Those unfortunate enough to be picked up by U.S. Immigration and Customs Enforcement (ICE) often find themselves locked away in detention facilities that aren’t governed by the same rules as state prisons.
At the Contra Costa West County Detention Facility (WCDF) in Richmond, one of the differences is the cost of making a phone call. A couple of weeks ago, protesters gathered outside the facility that houses 1,100 prisoners to argue that what amounts to upwards of a $20 charge for a 15-minute phone call is cruel and inhumane treatment of inmates.
A call from inside WCDF costs $3.25 for the initial connection, with charges up to 25 cents a minute for in-state calls and 30 cents a minute for out-of-state. Calls are often dropped, requiring a reconnection charge.
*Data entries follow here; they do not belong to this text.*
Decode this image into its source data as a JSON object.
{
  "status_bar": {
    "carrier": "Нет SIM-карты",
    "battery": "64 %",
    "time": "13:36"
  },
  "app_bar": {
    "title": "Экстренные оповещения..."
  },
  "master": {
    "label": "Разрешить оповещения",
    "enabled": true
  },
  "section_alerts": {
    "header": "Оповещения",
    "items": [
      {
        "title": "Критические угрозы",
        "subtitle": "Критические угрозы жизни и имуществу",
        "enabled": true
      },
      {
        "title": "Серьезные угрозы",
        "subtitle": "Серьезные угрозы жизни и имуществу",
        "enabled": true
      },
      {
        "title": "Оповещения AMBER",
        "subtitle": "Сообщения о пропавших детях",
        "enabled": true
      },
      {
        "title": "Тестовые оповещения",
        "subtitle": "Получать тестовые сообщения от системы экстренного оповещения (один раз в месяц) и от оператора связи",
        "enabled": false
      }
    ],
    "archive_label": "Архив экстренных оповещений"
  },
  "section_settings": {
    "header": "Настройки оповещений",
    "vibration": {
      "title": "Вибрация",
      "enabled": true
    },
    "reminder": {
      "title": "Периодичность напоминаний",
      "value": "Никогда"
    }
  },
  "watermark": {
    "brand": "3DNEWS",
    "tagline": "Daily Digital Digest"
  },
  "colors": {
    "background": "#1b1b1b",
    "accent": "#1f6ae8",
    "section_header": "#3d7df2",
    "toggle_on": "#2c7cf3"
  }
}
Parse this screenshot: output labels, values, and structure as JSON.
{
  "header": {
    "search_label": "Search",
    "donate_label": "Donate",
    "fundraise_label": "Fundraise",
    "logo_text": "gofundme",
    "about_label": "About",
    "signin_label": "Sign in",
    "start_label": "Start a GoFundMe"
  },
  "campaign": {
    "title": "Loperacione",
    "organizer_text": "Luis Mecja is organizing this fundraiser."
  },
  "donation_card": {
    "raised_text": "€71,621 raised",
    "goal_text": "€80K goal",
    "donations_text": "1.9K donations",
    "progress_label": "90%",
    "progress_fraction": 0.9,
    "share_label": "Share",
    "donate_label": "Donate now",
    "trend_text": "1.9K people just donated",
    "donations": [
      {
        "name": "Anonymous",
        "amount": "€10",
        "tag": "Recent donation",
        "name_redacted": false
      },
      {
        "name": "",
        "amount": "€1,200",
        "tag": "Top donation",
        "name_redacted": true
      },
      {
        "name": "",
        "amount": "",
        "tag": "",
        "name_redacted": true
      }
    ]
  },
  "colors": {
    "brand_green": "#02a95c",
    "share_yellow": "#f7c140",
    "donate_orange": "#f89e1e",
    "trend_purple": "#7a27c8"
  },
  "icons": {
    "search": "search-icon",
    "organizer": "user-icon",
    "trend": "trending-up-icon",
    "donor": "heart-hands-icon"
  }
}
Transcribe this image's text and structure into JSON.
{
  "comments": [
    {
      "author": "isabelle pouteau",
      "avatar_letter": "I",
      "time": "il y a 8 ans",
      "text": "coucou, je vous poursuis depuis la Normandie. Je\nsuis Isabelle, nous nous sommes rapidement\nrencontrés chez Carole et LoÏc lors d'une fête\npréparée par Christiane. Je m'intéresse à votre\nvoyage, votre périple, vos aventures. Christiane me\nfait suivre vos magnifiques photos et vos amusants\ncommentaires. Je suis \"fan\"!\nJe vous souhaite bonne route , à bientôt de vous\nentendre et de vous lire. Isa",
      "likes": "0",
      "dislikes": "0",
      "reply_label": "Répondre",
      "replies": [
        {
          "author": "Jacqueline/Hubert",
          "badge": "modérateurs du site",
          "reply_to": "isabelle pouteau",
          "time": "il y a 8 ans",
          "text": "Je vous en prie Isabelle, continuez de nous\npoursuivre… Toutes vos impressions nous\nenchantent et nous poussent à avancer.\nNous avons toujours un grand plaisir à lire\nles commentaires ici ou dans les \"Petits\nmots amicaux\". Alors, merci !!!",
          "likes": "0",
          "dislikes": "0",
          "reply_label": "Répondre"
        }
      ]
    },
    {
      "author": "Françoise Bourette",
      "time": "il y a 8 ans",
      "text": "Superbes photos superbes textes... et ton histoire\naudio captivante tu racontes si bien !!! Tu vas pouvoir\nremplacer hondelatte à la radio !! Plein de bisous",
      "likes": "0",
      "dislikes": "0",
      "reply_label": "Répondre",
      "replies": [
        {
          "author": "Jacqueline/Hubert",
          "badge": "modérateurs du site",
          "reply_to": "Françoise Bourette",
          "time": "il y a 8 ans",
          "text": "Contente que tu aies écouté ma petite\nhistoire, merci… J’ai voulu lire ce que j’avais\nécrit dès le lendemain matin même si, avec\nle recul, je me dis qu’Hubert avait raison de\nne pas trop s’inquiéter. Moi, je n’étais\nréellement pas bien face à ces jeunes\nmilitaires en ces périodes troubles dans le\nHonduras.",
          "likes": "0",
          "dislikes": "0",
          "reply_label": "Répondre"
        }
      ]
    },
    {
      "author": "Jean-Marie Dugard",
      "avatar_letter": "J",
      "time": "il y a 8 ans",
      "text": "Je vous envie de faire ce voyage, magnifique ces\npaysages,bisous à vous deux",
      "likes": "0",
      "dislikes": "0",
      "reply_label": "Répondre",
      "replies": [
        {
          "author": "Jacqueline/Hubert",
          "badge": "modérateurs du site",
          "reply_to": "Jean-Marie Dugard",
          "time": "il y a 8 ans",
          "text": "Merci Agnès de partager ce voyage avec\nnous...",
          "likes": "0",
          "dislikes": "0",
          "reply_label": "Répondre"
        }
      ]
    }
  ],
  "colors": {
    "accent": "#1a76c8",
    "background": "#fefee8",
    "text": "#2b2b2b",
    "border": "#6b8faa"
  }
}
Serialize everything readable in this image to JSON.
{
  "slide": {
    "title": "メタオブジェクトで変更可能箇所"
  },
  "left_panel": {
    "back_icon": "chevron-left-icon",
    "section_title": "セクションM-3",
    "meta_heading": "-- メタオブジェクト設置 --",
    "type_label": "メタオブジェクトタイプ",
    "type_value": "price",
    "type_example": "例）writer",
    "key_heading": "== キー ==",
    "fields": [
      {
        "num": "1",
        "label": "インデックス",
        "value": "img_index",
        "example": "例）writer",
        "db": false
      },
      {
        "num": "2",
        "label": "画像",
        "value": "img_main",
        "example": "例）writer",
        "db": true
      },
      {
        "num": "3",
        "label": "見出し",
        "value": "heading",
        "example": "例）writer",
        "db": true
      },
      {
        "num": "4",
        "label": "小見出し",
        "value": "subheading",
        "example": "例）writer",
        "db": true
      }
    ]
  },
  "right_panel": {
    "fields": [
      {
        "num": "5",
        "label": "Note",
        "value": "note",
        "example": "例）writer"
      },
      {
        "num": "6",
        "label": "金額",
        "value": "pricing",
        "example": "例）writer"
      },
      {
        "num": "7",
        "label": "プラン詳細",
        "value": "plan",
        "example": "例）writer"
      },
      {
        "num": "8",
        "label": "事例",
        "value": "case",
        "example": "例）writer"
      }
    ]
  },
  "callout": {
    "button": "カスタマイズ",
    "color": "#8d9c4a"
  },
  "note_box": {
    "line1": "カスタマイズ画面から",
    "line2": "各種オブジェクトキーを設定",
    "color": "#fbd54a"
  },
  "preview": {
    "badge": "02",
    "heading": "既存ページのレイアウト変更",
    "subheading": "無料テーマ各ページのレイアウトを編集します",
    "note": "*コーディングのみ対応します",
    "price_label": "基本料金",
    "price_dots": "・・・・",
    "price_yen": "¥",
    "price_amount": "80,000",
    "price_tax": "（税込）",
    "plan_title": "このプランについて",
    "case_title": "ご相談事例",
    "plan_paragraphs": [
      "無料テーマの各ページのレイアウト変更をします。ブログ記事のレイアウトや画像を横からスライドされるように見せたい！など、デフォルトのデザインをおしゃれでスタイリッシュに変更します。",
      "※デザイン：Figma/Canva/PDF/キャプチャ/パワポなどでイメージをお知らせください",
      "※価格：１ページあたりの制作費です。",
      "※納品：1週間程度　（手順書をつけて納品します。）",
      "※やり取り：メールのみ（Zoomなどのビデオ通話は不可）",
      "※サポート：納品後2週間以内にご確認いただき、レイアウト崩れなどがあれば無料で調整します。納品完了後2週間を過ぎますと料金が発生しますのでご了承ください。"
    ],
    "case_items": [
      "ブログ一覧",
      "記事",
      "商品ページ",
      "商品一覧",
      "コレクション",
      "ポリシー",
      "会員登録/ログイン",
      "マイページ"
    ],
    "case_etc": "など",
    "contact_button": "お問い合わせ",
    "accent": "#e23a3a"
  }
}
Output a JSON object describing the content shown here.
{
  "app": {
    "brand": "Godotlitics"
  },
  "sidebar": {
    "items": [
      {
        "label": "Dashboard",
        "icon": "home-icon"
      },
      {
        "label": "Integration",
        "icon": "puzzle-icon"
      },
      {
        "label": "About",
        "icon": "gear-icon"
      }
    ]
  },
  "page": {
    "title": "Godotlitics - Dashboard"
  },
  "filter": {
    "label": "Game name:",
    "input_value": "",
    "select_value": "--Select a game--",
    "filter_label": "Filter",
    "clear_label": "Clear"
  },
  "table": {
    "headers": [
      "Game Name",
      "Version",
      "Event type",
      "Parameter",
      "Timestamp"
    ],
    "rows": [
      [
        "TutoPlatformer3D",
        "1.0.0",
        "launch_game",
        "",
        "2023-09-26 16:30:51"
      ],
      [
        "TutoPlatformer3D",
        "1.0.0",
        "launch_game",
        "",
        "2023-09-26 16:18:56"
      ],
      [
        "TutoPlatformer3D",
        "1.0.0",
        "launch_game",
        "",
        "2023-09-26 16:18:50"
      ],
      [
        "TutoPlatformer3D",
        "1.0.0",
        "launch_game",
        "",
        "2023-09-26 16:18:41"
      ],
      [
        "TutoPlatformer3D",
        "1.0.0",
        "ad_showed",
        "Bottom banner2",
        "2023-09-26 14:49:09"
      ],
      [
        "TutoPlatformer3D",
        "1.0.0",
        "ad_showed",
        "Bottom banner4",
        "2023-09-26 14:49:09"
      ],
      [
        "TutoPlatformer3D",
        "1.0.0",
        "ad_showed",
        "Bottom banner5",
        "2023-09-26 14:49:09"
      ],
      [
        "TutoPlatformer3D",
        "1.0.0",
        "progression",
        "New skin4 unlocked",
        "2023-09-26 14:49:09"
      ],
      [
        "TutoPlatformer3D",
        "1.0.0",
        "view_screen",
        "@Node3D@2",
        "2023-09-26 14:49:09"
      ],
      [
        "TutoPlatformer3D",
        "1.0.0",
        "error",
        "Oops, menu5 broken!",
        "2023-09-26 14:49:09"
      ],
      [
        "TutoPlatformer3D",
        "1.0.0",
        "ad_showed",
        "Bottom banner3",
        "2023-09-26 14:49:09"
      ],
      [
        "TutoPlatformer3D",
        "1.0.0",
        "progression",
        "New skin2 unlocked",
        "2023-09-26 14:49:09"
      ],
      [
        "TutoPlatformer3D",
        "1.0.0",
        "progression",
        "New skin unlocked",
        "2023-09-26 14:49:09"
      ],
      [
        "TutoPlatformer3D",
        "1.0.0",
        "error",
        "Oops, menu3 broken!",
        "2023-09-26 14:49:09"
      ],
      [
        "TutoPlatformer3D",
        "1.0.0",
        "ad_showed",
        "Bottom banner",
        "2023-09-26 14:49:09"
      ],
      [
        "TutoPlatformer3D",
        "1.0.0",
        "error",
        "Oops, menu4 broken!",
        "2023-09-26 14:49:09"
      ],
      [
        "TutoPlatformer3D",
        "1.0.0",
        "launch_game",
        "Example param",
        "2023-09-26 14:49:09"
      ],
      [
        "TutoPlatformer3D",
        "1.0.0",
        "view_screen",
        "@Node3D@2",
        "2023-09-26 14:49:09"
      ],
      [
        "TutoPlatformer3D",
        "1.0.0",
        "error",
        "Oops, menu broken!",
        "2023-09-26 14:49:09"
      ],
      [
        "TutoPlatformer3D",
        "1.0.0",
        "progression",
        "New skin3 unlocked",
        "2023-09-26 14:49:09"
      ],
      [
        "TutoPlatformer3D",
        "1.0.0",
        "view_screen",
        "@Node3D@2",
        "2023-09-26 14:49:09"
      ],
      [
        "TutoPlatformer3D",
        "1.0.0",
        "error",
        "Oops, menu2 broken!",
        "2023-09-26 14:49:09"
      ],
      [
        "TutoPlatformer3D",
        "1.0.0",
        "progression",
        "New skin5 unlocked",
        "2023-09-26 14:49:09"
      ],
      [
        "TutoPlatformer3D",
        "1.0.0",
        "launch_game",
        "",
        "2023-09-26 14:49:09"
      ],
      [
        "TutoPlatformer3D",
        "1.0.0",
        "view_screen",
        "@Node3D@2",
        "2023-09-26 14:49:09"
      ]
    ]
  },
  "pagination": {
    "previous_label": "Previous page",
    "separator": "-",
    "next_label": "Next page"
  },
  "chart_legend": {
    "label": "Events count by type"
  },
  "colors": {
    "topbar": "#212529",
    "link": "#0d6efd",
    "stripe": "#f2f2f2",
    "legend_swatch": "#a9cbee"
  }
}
Unlike state prisons, which have been constrained by law since 2007 from extracting large concessions in phone service, facilities like WCDF can cut a deal that works best for them.
Officials of a national campaign, called Phone Justice for Immigrants in Detention, say Global Tel*Link (GTL) pays Contra Costa County a commission of up to 57% on phone calls, in addition to a $75,000 bonus for giving it the contract. The county received $653,506 in commissions from GTL in fiscal year 2011-12, according to the immigrants group.
GTL is one of the leaders in the $1.2 billion business of providing phone service to private and government prisons, according to Bloomberg. The Mobile, Alabama-based company has about half of the correctional phone services market and Securus Technologies has about 30%, according to Standard & Poor’s.
Up to two-thirds of the inmate charges are kicked back to prison operators as commissions, providing a powerful incentive for the system. Civil rights groups, religious organizations and congressional members have pressured the Federal Communications Commission (FCC) to do something about the exorbitant rates.
The group says that the excessive charges present an additional hardship for low-income families already burdened by the incarceration of a family member, but also have a negative impact on detainees’ contact with their lawyers. “All of the legal defenses that exist in immigration court become illusory without telephone access,” the group argues in a fact-sheet that says the charges are in violation of ICE’s own standards, which dictate that, “Detainees shall have reasonable and equitable access to reasonably priced telephone services.”
However, the argument about denying detainees access to legal counsel may be moot, since, according to the group, “About 84% of all detained immigrants must represent themselves in court because they are not afforded the right to court-appointed attorneys and they cannot afford private defense lawyers.”